Since “bald-face” means grizzly bear, I can’t help but think that London was just amusing himself. In a little different setting we could be at a fraternity house complaining about blind dates. What did you mean by this, Jack? Are you just tweaking our noses, or have you seen these women?

But I would be remiss if I led you to believe that all of London’s stories feature cross-eyed Indians and incapable adventurers.

One of my favorite stories is “The League of the Old Men,” where London makes me emphathize with an old chief, Imber, who is on trial for countless, cold-blooded murders, yet London paints a sympathetic portrait, because the old man’s killing is really a confused lashing out at the loss of his world; the young braves of his culture have been compromised, the young women lured. One particularly poignant moment comes when the reader realizes that Imber not only does n’t understand the language of English, he cannot even comprehend the concept of the written word, that words can be transferred not only to the ear, but also to the eye.

The final paragraph I especially admire for its grace, its tone, and its twist. “But Imber was dreaming. The square-browed judge likewise dreamed, and all his race rose up before him in a mighty phantasmagoria—his steel-shod, mail-clad race, the lawgiver and world-maker among the families of men. He saw it dawn red-flickering across the dark forests and sullen seas; he saw it blaze, bloody and red, to full and triumphant noon; and down the shaded slope he saw the blood-red sands dropping into night. And through it all he observed the Law, pitiless and potent, ever unswerving and ever ordaining, greater than the motes of men who fulfilled it or were crushed by it, even as it was greater than he, his heart speaking for softness.”

I have many favorites. At one point, I remember thinking, Each story just gets better than the one before. One technique that particularly intrigues me is London’s setting a scene where someone is about to tell a story, and the story becomes the focus, a story within a story, and the story within a story leaps from a masterful imagination, as though London himself sits in the outer circle, listening along with us. He is so good, I find myself thinking that the interior story came to life by itself, that it surprises London as much as it does me.

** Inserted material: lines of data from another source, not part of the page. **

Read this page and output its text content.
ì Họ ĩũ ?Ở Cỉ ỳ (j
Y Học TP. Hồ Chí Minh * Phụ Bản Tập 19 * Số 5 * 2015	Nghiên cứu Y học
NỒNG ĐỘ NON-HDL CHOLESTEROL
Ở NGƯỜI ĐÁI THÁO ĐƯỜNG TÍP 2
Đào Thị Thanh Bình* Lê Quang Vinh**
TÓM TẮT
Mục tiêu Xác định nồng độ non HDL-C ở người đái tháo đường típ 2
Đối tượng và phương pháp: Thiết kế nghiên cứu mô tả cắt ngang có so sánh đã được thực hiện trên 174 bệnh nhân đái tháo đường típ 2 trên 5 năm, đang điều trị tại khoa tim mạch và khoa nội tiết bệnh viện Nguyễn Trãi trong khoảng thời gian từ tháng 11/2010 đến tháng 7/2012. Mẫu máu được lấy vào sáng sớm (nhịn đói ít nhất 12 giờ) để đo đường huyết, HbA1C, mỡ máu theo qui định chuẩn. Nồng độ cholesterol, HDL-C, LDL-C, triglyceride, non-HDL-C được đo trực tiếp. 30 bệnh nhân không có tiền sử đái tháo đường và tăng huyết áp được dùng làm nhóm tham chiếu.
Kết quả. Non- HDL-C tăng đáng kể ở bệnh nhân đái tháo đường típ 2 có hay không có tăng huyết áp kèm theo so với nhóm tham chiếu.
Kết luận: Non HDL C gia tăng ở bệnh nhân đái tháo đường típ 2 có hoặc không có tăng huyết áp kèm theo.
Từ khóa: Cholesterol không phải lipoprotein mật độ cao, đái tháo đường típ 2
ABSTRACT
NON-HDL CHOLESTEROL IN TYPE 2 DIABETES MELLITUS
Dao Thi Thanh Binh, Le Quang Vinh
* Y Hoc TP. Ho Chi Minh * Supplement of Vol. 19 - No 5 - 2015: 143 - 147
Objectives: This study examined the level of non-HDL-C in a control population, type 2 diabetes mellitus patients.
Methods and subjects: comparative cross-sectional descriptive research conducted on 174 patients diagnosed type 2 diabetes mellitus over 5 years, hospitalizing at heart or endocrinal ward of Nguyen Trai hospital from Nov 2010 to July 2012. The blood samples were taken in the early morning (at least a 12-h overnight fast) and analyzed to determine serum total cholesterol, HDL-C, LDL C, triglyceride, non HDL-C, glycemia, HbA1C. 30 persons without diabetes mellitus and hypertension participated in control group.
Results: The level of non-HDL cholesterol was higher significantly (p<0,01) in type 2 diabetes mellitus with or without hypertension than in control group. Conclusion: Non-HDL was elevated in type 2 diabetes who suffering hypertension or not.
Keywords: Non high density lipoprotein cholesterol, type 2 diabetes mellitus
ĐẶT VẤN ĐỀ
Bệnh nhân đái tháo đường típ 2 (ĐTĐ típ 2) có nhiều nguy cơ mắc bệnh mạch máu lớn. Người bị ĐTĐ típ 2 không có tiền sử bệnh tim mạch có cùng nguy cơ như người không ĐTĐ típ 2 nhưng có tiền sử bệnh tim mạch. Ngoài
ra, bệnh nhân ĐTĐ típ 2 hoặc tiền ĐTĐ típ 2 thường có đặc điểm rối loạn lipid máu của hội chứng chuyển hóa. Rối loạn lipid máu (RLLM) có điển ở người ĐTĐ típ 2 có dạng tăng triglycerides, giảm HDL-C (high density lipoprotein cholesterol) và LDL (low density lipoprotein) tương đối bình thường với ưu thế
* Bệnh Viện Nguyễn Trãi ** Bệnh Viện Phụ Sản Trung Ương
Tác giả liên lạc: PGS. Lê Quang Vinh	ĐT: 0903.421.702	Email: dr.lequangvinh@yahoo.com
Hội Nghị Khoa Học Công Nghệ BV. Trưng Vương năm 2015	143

Mostly, I find pleasure in reading him just for the richness of his observations, for sentences like, “Frost after frost had bitten deeply, each depositing its stratum of scab upon the half-healed scar that went before.” Or, “The man was chewing tobacco, and the muzzle of ice held his lips so rigidly that he was unable to clear his chin when he expelled the juice. The result was that a crystal beard of the color and solidity of amber was increasing its length on his chin. If he fell down it would shatter itself, like glass into brittle fragments.” Only someone who’s been there could write those words.

they ’re from “To Build a Fire,” which has to rank with the best short stories ever written. Here, London blends simplicity, authenticity, philosophy, and suspense with perfection. He sets his scene of severe and subtle cold so convincingly, that by the time the fire crackles, you can almost feel its warmth. But what elevates this story above those by other writers is London’s observations of the fire builder. “The trouble with him,” writes London, “was that he was without imagination. He was quick and alert in the things of life, but only in the things, and not in the significances. Fifty degrees below zero meant eighty-odd degrees of frost. Such fact impressed him as being cold and uncomfortable, and that was all. It did not lead him to meditate upon his frailty as a creature of temperature, and upon man’s frailty in general, able only to live within certain narrow limits of heat and cold; and from there on it did not lead him to the conjectural field of immortality and man’s place in the universe.”

I like that London even thinks to mention this. I like it even more that the man’s inability to contemplate other than the physical and the immediate leads to his fatal mistake. He knows the importance of fire, the warning signs of frostbite, the seriousness of wet feet at seventy-five below. At several points his preparedness allows him to outwit the hidden dangers of the landscape, but ultimately he outwits only himself. His biggest mistake is being there, outside and alone.

I have two friends, Warren and Pete, who both possess an enviable knack for creating texture in their lives. Both practice law in big cities, but they make time to fish in Alaska, run white water in Idaho, ski from helicopters in Canada. Warren was a river guide out west for seven summers in college and law school.